What is peer review? Peer review is a form of quality assessment. In this context, the word ‘peer’ (meaning an equal) refers to a fellow researcher. A peer review is therefore an assessment by a fellow specialist in the relevant field. Peer reviewers assess whether an article meets certain requirements, such as originality, accessibility and solid substantiation of the results. All academic journals work with a system like this in order to assure the quality of the articles they publish.
If an article is peer-reviewed, you can assume that the information is reliable and of the required standard. In many bibliographic databases you can search specifically for peer-reviewed articles.
If the editor decides to proceed with the article, two or more peer reviewers must be sought. The reviewers may be the authors of articles previously published in the journal, or other researchers who have an established reputation in a particular research field.

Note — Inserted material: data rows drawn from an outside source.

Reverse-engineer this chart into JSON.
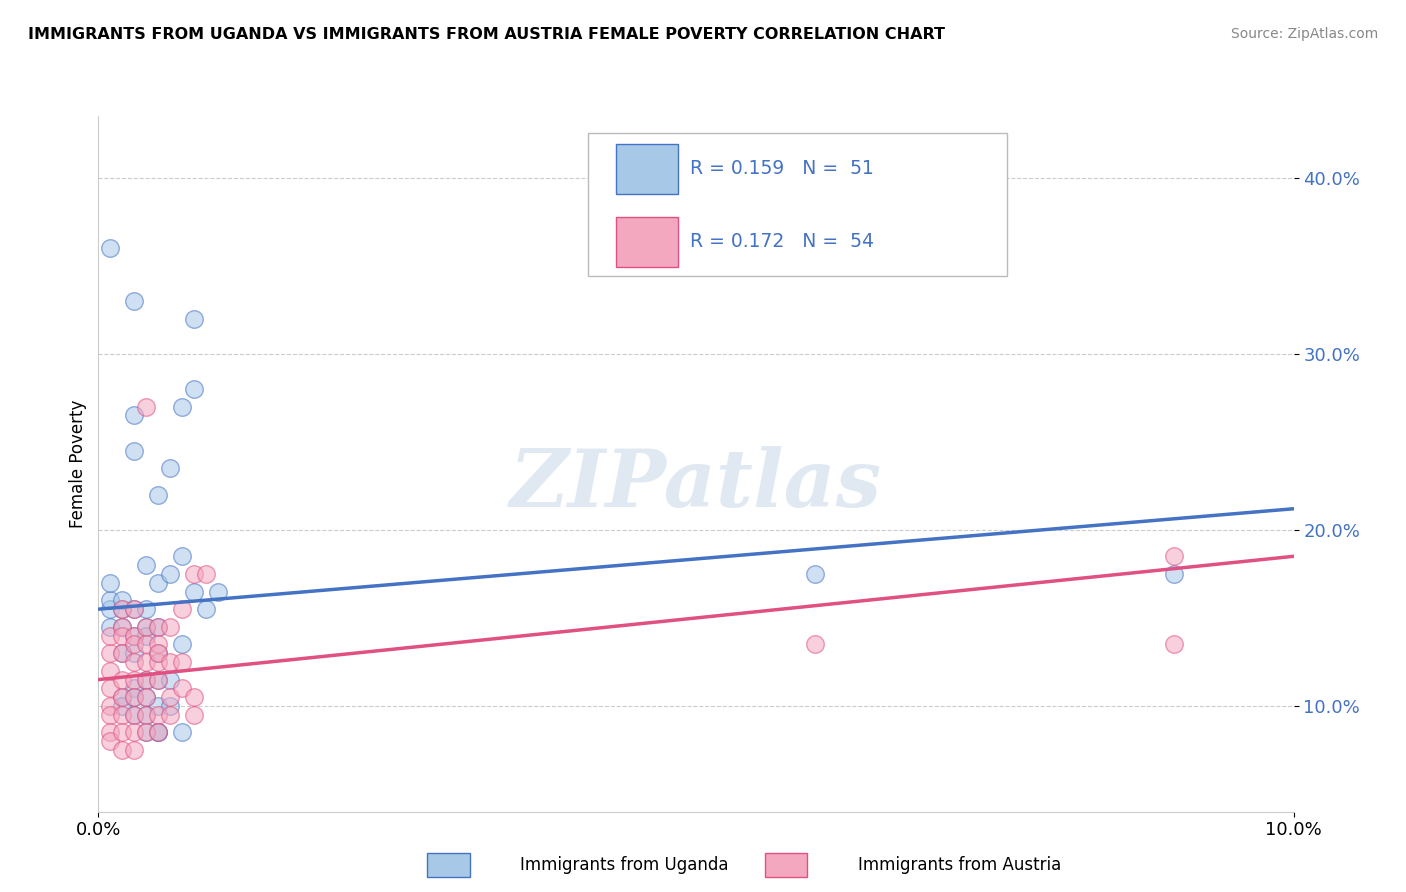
{
  "title": "IMMIGRANTS FROM UGANDA VS IMMIGRANTS FROM AUSTRIA FEMALE POVERTY CORRELATION CHART",
  "source": "Source: ZipAtlas.com",
  "ylabel": "Female Poverty",
  "y_ticks": [
    0.1,
    0.2,
    0.3,
    0.4
  ],
  "y_tick_labels": [
    "10.0%",
    "20.0%",
    "30.0%",
    "40.0%"
  ],
  "xlim": [
    0.0,
    0.1
  ],
  "ylim": [
    0.04,
    0.435
  ],
  "legend_label1": "Immigrants from Uganda",
  "legend_label2": "Immigrants from Austria",
  "color_uganda": "#A8C8E8",
  "color_austria": "#F4A8C0",
  "color_uganda_line": "#4472C4",
  "color_austria_line": "#E05080",
  "watermark": "ZIPatlas",
  "uganda_points": [
    [
      0.001,
      0.155
    ],
    [
      0.001,
      0.16
    ],
    [
      0.001,
      0.145
    ],
    [
      0.001,
      0.17
    ],
    [
      0.001,
      0.36
    ],
    [
      0.002,
      0.155
    ],
    [
      0.002,
      0.16
    ],
    [
      0.002,
      0.13
    ],
    [
      0.002,
      0.145
    ],
    [
      0.002,
      0.105
    ],
    [
      0.002,
      0.1
    ],
    [
      0.003,
      0.155
    ],
    [
      0.003,
      0.14
    ],
    [
      0.003,
      0.13
    ],
    [
      0.003,
      0.11
    ],
    [
      0.003,
      0.105
    ],
    [
      0.003,
      0.095
    ],
    [
      0.003,
      0.33
    ],
    [
      0.003,
      0.265
    ],
    [
      0.003,
      0.245
    ],
    [
      0.004,
      0.18
    ],
    [
      0.004,
      0.155
    ],
    [
      0.004,
      0.145
    ],
    [
      0.004,
      0.14
    ],
    [
      0.004,
      0.115
    ],
    [
      0.004,
      0.105
    ],
    [
      0.004,
      0.095
    ],
    [
      0.004,
      0.085
    ],
    [
      0.005,
      0.22
    ],
    [
      0.005,
      0.17
    ],
    [
      0.005,
      0.145
    ],
    [
      0.005,
      0.13
    ],
    [
      0.005,
      0.115
    ],
    [
      0.005,
      0.1
    ],
    [
      0.005,
      0.085
    ],
    [
      0.005,
      0.085
    ],
    [
      0.006,
      0.235
    ],
    [
      0.006,
      0.175
    ],
    [
      0.006,
      0.115
    ],
    [
      0.006,
      0.1
    ],
    [
      0.007,
      0.27
    ],
    [
      0.007,
      0.185
    ],
    [
      0.007,
      0.135
    ],
    [
      0.007,
      0.085
    ],
    [
      0.008,
      0.32
    ],
    [
      0.008,
      0.28
    ],
    [
      0.008,
      0.165
    ],
    [
      0.009,
      0.155
    ],
    [
      0.01,
      0.165
    ],
    [
      0.06,
      0.175
    ],
    [
      0.09,
      0.175
    ]
  ],
  "austria_points": [
    [
      0.001,
      0.13
    ],
    [
      0.001,
      0.14
    ],
    [
      0.001,
      0.12
    ],
    [
      0.001,
      0.11
    ],
    [
      0.001,
      0.1
    ],
    [
      0.001,
      0.095
    ],
    [
      0.001,
      0.085
    ],
    [
      0.001,
      0.08
    ],
    [
      0.002,
      0.155
    ],
    [
      0.002,
      0.145
    ],
    [
      0.002,
      0.14
    ],
    [
      0.002,
      0.13
    ],
    [
      0.002,
      0.115
    ],
    [
      0.002,
      0.105
    ],
    [
      0.002,
      0.095
    ],
    [
      0.002,
      0.085
    ],
    [
      0.002,
      0.075
    ],
    [
      0.003,
      0.155
    ],
    [
      0.003,
      0.14
    ],
    [
      0.003,
      0.135
    ],
    [
      0.003,
      0.125
    ],
    [
      0.003,
      0.115
    ],
    [
      0.003,
      0.105
    ],
    [
      0.003,
      0.095
    ],
    [
      0.003,
      0.085
    ],
    [
      0.003,
      0.075
    ],
    [
      0.004,
      0.27
    ],
    [
      0.004,
      0.145
    ],
    [
      0.004,
      0.135
    ],
    [
      0.004,
      0.125
    ],
    [
      0.004,
      0.115
    ],
    [
      0.004,
      0.105
    ],
    [
      0.004,
      0.095
    ],
    [
      0.004,
      0.085
    ],
    [
      0.005,
      0.145
    ],
    [
      0.005,
      0.135
    ],
    [
      0.005,
      0.125
    ],
    [
      0.005,
      0.115
    ],
    [
      0.005,
      0.095
    ],
    [
      0.005,
      0.085
    ],
    [
      0.005,
      0.13
    ],
    [
      0.006,
      0.145
    ],
    [
      0.006,
      0.125
    ],
    [
      0.006,
      0.105
    ],
    [
      0.006,
      0.095
    ],
    [
      0.007,
      0.155
    ],
    [
      0.007,
      0.125
    ],
    [
      0.007,
      0.11
    ],
    [
      0.008,
      0.175
    ],
    [
      0.008,
      0.105
    ],
    [
      0.008,
      0.095
    ],
    [
      0.009,
      0.175
    ],
    [
      0.06,
      0.135
    ],
    [
      0.09,
      0.185
    ],
    [
      0.09,
      0.135
    ]
  ],
  "line_uganda": {
    "x0": 0.0,
    "x1": 0.1,
    "y0": 0.155,
    "y1": 0.212
  },
  "line_austria": {
    "x0": 0.0,
    "x1": 0.1,
    "y0": 0.115,
    "y1": 0.185
  }
}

The selected reviewers receive a letter or an e-mail asking them whether they are willing to assess an article before a certain date.They are only given the title and author(s) of the article, and in some cases an abstract. The editor will always look for reviewers who are fellow researchers and experts in the subject of the article, but also aims for diversity. In general, reviewers will accept a review request because it strenghtens their own reputation in the relevant research field.